Traditional machine learning methods had previously been applied to this classification problem (Fankhauser and Mäser, 2005; Eisenhaber et al., 1999; Pierleoni et al., 2008). So we chose to apply a recurrent neural network to the problem to discover whether we could drive additional performance gains.
Long-Short Term Memory (LSTM) networks have demonstrated state-of-the-art performance on related sequence classification problems, so we developed NetGPI relying on this type of architecture (Mikolov et al., 2013). This model is trainable with stochastic gradient descent (Adam) using back-propogation through time in Pytorch, and the hyperparameters were optimized with SigOpt.
Why did you select SigOpt to optimize these models?
To develop a robust understanding of our modeling problem, we needed to experiment with a variety of potential architecture and hyperparameter configurations. SigOpt makes this process sample efficient with Bayesian optimization that requires fewer training runs than other methods to achieve high-performing configurations of a given model for a problem. It also automatically logs all metadata from these runs to a dashboard and populates useful comparisons, charts, and plots that make it easy to explore and understand performance of these models across the metrics that are most important.
SigOpt made it easy for us to efficiently train and optimize 20 different models to determine which was most accurate for this sequence classification task. This approach led to us discovering NetGPI, which generated state-of-the-art performance on this task.
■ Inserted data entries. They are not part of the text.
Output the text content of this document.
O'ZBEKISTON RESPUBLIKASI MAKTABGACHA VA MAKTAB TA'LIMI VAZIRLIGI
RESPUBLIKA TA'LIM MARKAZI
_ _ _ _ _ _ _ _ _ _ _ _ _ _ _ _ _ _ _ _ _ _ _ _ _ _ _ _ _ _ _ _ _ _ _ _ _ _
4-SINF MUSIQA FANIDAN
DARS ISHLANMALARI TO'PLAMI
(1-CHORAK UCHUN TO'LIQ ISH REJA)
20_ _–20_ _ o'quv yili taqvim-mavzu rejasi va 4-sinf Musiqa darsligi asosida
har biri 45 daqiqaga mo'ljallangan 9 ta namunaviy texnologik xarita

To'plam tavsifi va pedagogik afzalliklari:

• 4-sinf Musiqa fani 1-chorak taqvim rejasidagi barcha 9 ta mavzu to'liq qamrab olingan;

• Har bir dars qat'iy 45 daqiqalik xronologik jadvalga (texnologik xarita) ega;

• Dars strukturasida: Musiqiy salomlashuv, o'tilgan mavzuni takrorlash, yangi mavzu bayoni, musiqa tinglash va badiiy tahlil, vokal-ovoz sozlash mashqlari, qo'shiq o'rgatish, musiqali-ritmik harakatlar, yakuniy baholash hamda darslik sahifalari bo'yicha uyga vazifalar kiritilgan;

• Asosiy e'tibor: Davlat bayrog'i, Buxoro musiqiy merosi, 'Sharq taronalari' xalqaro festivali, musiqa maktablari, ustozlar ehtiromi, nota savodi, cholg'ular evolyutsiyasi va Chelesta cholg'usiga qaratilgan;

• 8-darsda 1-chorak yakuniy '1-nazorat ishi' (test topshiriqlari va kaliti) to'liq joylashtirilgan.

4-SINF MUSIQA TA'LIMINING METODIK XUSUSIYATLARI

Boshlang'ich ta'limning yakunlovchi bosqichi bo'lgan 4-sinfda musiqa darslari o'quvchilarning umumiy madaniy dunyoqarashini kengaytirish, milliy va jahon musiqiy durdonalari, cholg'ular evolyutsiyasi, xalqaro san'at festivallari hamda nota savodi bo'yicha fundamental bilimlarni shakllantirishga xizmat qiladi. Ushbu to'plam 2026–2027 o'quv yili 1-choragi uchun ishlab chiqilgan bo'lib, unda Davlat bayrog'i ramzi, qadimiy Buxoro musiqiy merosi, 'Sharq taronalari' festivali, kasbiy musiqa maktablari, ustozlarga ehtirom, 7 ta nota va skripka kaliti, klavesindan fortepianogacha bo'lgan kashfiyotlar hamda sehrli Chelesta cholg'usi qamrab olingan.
How would you characterize the benefit of using SigOpt?
I love SigOpt! First, it automates the optimization loop and population of relevant charts, plots, comparisons, and history of experimentation. The fact that it is a hosted API reduces any overhead for implementing, managing, or trouble-shooting the product. This makes my life a lot easier and makes it easier for us to collaborate as a team across research universities.
Second, it is a sample-efficient method for hyperparameter optimization and model selection. With other methods, such as random search or grid search, it would be difficult to discover a configuration of these models in as few as 30 training runs. Even with other Bayesian optimization methods, this would be a challenge. We threw the problem at SigOpt and it handled it cleanly and efficiently to give us a comparison across this variety of models.
Finally, SigOpt makes it easy to explore and understand the modeling task and parameter space in a collaborative way. Collaboration is critical when we are working across universities. SigOpt automatically logs every run and experiment, and provides a dashboard for us to view, visualize, analyze, and annotate these results to develop a deeper collective understanding of the modeling problem.
What would you most love to see as an improvement to SigOpt’s product to assist you in further research?
The primary improvement to SigOpt that would help our team is being able to run experiments that are purely exploratory in nature. In biology, we are often exploring a parameter space across a variety of metrics that have hard constraints. To start this type of research, it would be very useful to run an experiment with SigOpt where the results are not designed to maximize or minimize any given metric, but instead designed to satisfy the constraints of a variety of metrics that mimic the real-world limitations we have in our research.
My understanding is that SigOpt is evolving a new line of research that applies active search to do this type of exploratory modeling problem space in an efficient and intelligent way. I look forward to using this feature once it is available.
How do you expect to continue evolving this research in the future?
The most exciting area for future exploration is related to how NetGPI can be applied as a component to various biological research use cases. This is more of an input to future research than an end point for research itself, so we look forward to researchers building on this work as part of a broader research scope. In this sense, we hope that NetGPI enables and streamlines an important component of other biological research.